[ 
https://issues.apache.org/jira/browse/KUDU-3635?page=com.atlassian.jira.plugin.system.issuetabpanels:all-tabpanel
 ]

Alexey Serbin updated KUDU-3635:
--------------------------------
    Description: 
The kudu CLI tools sometimes crash on exit with SIGSEGV.

I haven't had a chance looking at this closely, but it seems the problem is 
related to the order of cleanup of different libraries and overall unexpected 
state of the runtime when the implicitly installed cleanup handler for the 
OpenSSL library is being called.

Below is a snippet from the output of the 
{{RebalanceIgnoredTserversTest.Basic}} test scenario.  That was generated by 
Kudu bits built in DEBUG configuration on Ubuntu 18.04.6 LTS machine and run 
via dist-test on Ubuntu 18.04.6 LTS as well.

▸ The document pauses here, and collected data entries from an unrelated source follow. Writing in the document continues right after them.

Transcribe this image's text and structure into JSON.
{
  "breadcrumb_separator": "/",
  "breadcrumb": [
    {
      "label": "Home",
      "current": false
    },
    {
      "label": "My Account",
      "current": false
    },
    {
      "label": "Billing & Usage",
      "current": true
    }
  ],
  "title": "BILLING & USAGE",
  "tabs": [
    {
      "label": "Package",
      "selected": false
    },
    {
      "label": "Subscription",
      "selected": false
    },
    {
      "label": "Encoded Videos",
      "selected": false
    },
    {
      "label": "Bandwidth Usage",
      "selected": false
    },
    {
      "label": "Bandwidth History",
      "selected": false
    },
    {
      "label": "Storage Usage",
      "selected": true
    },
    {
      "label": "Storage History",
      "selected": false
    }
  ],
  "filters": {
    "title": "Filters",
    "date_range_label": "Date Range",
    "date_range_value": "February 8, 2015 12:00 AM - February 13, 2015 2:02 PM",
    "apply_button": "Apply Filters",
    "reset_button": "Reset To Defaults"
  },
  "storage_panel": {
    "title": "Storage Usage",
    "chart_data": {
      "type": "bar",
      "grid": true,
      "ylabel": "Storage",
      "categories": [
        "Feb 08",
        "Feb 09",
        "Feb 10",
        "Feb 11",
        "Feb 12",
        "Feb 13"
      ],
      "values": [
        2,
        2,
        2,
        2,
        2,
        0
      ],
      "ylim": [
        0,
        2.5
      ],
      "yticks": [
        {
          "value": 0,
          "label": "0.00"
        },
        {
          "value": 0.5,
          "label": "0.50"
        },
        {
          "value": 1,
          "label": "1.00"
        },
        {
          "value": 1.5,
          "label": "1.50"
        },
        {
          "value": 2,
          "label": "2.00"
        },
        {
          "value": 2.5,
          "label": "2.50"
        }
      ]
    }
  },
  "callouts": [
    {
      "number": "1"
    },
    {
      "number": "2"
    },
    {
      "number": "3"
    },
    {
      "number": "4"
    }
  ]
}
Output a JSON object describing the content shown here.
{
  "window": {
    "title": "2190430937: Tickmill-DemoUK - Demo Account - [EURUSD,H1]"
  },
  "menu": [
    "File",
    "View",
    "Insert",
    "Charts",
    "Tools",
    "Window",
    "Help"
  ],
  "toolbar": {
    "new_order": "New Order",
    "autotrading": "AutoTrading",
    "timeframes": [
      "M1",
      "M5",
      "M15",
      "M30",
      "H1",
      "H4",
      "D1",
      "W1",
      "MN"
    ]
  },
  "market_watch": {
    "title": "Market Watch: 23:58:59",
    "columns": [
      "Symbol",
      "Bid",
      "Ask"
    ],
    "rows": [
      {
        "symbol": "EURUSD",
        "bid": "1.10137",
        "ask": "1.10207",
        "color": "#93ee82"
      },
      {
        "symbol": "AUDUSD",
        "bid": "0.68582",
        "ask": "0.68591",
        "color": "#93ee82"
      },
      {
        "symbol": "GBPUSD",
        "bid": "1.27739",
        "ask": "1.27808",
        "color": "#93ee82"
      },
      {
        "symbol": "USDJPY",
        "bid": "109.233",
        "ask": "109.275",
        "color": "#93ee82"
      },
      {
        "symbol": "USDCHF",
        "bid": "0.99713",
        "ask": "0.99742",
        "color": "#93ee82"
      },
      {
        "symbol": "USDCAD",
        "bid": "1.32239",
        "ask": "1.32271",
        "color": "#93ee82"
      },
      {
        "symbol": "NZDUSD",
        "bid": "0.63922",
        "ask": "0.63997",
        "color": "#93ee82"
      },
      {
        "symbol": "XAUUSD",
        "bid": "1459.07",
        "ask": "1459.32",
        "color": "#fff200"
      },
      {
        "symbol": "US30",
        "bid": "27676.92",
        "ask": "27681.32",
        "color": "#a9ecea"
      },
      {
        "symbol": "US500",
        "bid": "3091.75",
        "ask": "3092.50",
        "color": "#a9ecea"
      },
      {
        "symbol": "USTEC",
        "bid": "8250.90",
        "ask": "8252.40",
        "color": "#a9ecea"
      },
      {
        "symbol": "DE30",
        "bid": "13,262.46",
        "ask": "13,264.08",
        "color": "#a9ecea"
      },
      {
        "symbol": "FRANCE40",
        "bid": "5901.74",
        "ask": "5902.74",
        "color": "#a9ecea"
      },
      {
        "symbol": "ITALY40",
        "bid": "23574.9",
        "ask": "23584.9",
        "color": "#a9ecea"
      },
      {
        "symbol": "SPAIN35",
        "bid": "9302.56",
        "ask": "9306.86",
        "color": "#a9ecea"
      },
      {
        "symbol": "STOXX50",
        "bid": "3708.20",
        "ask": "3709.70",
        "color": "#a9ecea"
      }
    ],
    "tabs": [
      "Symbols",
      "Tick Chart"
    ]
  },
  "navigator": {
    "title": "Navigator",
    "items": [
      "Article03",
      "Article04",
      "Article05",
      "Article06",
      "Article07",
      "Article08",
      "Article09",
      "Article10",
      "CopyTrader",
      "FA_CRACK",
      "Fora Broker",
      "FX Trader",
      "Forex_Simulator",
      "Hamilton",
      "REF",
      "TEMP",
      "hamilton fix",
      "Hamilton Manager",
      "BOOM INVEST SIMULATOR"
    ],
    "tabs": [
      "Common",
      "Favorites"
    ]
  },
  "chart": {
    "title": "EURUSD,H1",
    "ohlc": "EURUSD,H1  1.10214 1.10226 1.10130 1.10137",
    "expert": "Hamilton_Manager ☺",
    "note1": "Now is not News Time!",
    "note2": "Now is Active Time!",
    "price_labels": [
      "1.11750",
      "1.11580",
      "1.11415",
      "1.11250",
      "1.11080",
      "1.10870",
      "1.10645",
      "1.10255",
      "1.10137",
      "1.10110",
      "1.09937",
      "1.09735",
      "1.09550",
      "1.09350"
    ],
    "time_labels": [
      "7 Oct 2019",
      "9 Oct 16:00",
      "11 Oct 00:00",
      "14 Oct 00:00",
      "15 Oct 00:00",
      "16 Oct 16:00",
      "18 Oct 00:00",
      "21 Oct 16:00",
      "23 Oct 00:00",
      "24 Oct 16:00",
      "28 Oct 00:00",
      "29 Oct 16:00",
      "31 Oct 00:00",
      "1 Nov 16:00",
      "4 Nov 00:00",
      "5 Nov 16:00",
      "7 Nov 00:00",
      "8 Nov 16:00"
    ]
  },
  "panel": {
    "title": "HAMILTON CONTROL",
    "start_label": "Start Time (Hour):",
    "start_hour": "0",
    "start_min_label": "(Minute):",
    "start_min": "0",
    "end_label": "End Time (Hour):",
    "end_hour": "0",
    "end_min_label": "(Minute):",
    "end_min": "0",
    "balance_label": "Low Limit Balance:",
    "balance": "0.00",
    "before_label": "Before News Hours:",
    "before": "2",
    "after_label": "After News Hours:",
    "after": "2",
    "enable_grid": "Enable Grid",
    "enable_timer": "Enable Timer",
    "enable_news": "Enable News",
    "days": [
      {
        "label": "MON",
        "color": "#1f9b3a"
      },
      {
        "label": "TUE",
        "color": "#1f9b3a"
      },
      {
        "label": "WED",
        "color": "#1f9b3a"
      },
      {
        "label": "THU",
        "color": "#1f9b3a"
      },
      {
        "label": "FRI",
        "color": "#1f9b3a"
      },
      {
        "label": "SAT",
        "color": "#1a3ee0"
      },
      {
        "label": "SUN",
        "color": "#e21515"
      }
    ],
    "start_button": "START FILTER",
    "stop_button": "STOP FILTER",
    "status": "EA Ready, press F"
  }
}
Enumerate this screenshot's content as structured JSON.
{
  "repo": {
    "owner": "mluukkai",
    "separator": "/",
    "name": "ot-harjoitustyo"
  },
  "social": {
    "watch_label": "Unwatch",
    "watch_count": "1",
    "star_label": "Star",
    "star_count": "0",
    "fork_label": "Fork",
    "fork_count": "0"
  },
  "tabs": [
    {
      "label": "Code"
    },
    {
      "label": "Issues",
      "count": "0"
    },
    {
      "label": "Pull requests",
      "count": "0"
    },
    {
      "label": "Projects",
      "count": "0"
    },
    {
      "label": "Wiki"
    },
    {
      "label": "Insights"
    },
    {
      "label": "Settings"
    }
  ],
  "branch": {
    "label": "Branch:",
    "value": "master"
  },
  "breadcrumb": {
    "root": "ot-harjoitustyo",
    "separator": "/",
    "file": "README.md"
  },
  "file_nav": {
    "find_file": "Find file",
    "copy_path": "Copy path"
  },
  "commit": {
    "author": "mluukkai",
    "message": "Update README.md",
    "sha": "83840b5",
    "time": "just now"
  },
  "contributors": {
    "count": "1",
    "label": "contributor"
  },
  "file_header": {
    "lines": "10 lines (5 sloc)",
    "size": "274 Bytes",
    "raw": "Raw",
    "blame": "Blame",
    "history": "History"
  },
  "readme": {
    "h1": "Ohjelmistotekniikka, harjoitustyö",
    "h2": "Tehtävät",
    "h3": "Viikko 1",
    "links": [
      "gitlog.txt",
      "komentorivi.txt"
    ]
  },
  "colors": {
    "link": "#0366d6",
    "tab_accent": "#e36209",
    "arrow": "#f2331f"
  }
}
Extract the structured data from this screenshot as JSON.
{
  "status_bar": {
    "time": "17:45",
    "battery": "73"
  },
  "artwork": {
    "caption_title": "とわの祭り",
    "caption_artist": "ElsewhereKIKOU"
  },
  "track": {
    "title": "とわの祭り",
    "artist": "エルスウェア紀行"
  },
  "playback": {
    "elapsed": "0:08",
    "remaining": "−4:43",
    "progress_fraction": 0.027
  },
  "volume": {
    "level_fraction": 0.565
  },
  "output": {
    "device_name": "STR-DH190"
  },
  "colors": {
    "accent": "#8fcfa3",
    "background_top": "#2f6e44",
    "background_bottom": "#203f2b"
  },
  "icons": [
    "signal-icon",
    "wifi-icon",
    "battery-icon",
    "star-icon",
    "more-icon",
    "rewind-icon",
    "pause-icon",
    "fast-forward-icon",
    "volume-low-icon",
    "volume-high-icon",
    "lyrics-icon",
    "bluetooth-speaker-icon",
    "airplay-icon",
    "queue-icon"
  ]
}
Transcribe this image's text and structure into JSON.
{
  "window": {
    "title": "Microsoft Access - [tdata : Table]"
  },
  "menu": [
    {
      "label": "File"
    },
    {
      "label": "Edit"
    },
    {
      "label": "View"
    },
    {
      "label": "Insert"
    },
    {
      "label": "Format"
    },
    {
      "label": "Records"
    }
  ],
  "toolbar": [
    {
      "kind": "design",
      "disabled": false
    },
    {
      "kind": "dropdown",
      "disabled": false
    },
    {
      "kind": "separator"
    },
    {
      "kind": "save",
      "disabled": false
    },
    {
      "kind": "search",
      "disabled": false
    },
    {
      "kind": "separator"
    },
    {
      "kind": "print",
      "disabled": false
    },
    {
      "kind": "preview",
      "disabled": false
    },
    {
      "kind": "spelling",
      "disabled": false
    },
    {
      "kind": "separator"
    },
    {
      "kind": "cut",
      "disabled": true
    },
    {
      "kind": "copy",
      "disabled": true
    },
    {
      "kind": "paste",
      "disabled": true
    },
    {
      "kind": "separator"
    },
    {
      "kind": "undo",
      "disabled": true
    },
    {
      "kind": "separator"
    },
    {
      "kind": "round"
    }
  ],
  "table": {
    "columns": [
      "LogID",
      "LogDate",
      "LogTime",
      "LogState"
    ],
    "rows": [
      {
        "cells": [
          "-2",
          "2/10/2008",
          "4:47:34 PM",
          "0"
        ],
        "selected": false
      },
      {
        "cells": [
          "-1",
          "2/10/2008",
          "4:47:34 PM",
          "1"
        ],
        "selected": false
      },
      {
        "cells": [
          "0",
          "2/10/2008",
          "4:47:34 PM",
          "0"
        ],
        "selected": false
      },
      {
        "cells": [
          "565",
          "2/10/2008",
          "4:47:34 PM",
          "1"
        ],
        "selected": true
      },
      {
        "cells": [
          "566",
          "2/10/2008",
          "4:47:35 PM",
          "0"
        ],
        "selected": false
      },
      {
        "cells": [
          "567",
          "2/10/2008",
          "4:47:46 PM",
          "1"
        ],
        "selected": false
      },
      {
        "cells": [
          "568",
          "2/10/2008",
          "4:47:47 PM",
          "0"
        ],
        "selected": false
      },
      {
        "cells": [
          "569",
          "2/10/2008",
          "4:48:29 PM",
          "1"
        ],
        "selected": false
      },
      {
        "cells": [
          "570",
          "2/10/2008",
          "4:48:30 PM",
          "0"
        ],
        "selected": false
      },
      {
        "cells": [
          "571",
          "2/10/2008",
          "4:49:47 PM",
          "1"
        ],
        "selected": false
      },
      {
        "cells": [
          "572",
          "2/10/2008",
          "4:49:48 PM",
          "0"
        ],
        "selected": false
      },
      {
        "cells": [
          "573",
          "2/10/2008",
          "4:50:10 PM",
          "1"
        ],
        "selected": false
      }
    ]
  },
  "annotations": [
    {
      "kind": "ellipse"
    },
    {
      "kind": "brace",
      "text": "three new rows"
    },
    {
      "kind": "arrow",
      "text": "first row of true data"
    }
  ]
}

BTW, we have been suppressing TSAN warnings in the OpenSSL cleanup paths for a 
long time due to well-known issue in the OpenSSL library (see [this TSAN 
suppression|https://github.com/apache/kudu/blob/2b9a2012f6d7b59931119dfad03e8d40e3031a0e/src/kudu/util/sanitizer_options.cc#L177-L184]),
 so there might be some other issues around that we haven't paid attention for 
a long time.

Probably, it's time to follow [best practices for at-exit cleanup of 
applications using 
OpenSSL|https://developers.redhat.com/articles/2022/10/31/best-practices-application-shutdown-openssl#].
  In essence, that works at least with v1.1.1 and newer versions of the OpenSSL 
library: use the {{OPENSSL_INIT_NO_ATEXIT}} option for {{OPENSSL_init_ssl()}} 
at initialization and then explicitly call {{OPENSSL_cleanup()}} upon 
exit/shutdown.

{noformat}
*** SIGSEGV (@0x10000562bd5) received by PID 1447 (TID 0x7fb1cda47480) from PID 
5647317; stack trace: ***
    @     0x7fb1d6307980 (unknown) at ??:0                                      
    @     0x7fb1d5a37873 tcmalloc::ThreadCache::ReleaseToCentralCache() at ??:0 
    @     0x7fb1d5a37be7 tcmalloc::ThreadCache::Scavenge() at ??:0              
    @     0x7fb1d3bce271 OPENSSL_LH_free at ??:0                                
    @     0x7fb1d3bacbfd (unknown) at ??:0                                      
    @     0x7fb1d3bcbe10 OPENSSL_cleanup at ??:0                                
    @     0x7fb1d434e161 (unknown) at ??:0                                      
    @     0x7fb1d434e25a exit at ??:0                                           
    @     0x7fb1d432cbfe __libc_start_main at ??:0                              
    @     0x562bc9f8300a _start at ??:0   
{noformat}

  was:
The kudu CLI tools sometimes crash on exit with SIGSEGV.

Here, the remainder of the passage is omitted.